CMake support is spotty at best for various apps. It's a longstanding issue; most core developers use only Make, and as a result CMake support gets overlooked. IMHO we should really prioritize properly supporting all our build systems; though I personally have strong reservations about CMake in general, I do suspect we'd be better off in the long run by biting the bullet and standardizing on it as our only build system (as LLVM did a few years ago).

In my humble opinion, CMake is way much better and convenient than Make.

abadams commented 5 years ago

Fighting words! Steven and I have had conversations in person about how large a nail would you have to drive through your hand in order for it to be as painful as using cmake. More seriously, it totally depends on what you're doing. Standard C++ binaries or libraries are cleaner in cmake than make, but once you start doing unusual things (multi-phase compilation with generated intermediates, weird linker invocations, etc), make presents fewer barriers to getting work done.

steven-johnson commented 5 years ago

And here is where Andrew and I disagree: while we both dislike* CMake, I suspect at this point that we'd be better off settling on one build system for everyone to use, even if that means holding our nose and dealing with CMake's eccentricities.

woodknight commented 5 years ago

@abadams I see what you mean. May I paraphrase what you say as: CMake is easier for a superficial user of a library and Make is easier for a hardcore developer of a library.

alexreinking commented 4 years ago

We need to refactor the autoschedulers into separate modules and patch the CMake build to distribute them. This is a TODO in #4644

alexreinking commented 4 years ago

The CMake build now distributes both autoschedulers. Tests forthcoming...

steven-johnson commented 4 years ago

both autoschedulers

This is great news, but technically, there are three autoschedulers. (Presumably we'll look into splitting the 'built-in' into a separate package -- like the others -- once everything else lands.)

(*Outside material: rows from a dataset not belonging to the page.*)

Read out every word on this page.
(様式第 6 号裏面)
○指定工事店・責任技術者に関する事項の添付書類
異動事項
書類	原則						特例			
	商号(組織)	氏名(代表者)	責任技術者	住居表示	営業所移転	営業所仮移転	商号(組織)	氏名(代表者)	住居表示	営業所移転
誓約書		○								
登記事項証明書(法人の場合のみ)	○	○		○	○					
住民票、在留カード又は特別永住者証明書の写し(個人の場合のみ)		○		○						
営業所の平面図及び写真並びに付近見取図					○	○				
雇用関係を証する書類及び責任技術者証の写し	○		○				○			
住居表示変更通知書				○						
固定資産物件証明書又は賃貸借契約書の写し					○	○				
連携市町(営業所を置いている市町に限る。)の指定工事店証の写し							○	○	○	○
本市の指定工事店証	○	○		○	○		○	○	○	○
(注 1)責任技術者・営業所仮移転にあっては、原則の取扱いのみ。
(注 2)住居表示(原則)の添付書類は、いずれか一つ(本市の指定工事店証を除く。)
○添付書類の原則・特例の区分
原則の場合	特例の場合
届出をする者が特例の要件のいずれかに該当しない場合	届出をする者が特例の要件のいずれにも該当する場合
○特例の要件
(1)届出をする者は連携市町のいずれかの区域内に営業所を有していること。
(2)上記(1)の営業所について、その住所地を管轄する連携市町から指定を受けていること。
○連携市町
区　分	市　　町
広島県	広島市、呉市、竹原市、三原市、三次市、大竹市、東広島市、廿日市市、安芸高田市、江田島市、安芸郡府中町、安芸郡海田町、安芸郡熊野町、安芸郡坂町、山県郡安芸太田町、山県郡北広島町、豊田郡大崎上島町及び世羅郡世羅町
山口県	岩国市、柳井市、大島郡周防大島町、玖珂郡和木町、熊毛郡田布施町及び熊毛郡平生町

alsrgv commented 4 years ago

Any docs/examples about using them?

alexreinking commented 4 years ago

@alsrgv - when #4644 lands, the documentation will be in README_cmake.md

vakokako commented 3 years ago

why was this issue closed, was the auto scheduling for gpu implemented?

alexreinking commented 3 years ago

why was this issue closed, was the auto scheduling for gpu implemented?

Li2018 can produce GPU schedules. Improving those schedules is a different issue.

vakokako commented 3 years ago

great, thanks for the info!